Changes in the optical length of a laser resonator change the frequency of oscillation of the laser, which must be kept stable for coherent laser emission. Conventional single-mode lasers are subject to short-term frequency fluctuation caused by very small optical path length variations associated with plasma density fluctuations. Long-term frequency variations are caused by thermally-induced optical path length change and mechanically-induced vibration. A one-part-per-million change in the optical path length will produce a 28 MHz frequency shift in a CO.sub.2 laser, for example. Hence, optical path length must be held to a few-tenths of a micrometer long-term and one thousand times less for short time intervals associated with the duration of a single transmission.
An electronically scanned laser (ESL) is subject to the above-mentioned problems and is further complicated by the effects induced by scanning the directional mode within the resonator optics. An optical path difference exists for mode direction shifts due to tiny imperfections in the optical elements. The resulting frequency shift can be considered long-term provided the beam position is constant during a measurement interval. Transient path length changes thermally induced by the intra-cavity laser beam will produce a short-term frequency "chirp" which is preferably kept exceedingly small.
The frequency at which a laser oscillates is determined broadly by the laser fluorescent line width and narrowly by the resonance of the optical cavity. Attempts to solve the problem of frequency fluctuation or to minimize its effect have ranged from heroic measures to control the physical length of the resonator to complex feedback systems.

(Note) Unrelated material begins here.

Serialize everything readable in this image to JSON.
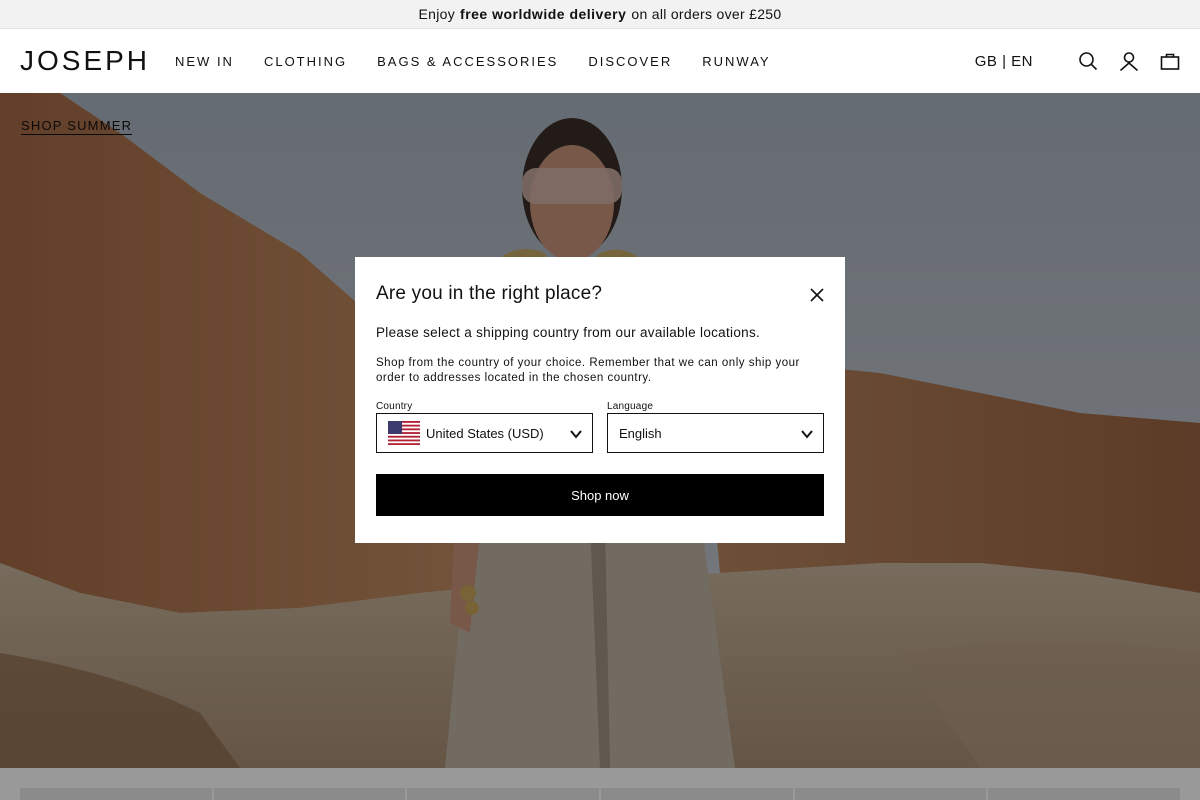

Additionally, a phase conjugate reflector may be used at one end of the resonator to ensure that the reflective wave will match the phase of the wavefront leaving the opposite reflector; that is, the optical cavity will provide a high "Q" feedback at any frequency and the laser fluorescent line will be the sole determinant of the frequency of oscillation. The product of laser gain and reflectivity of the conjugate reflector must, however, be sufficient to maintain oscillation. Known schemes for meeting this requirement, such as high peak power four wave mixing, are generally complicated and inefficient.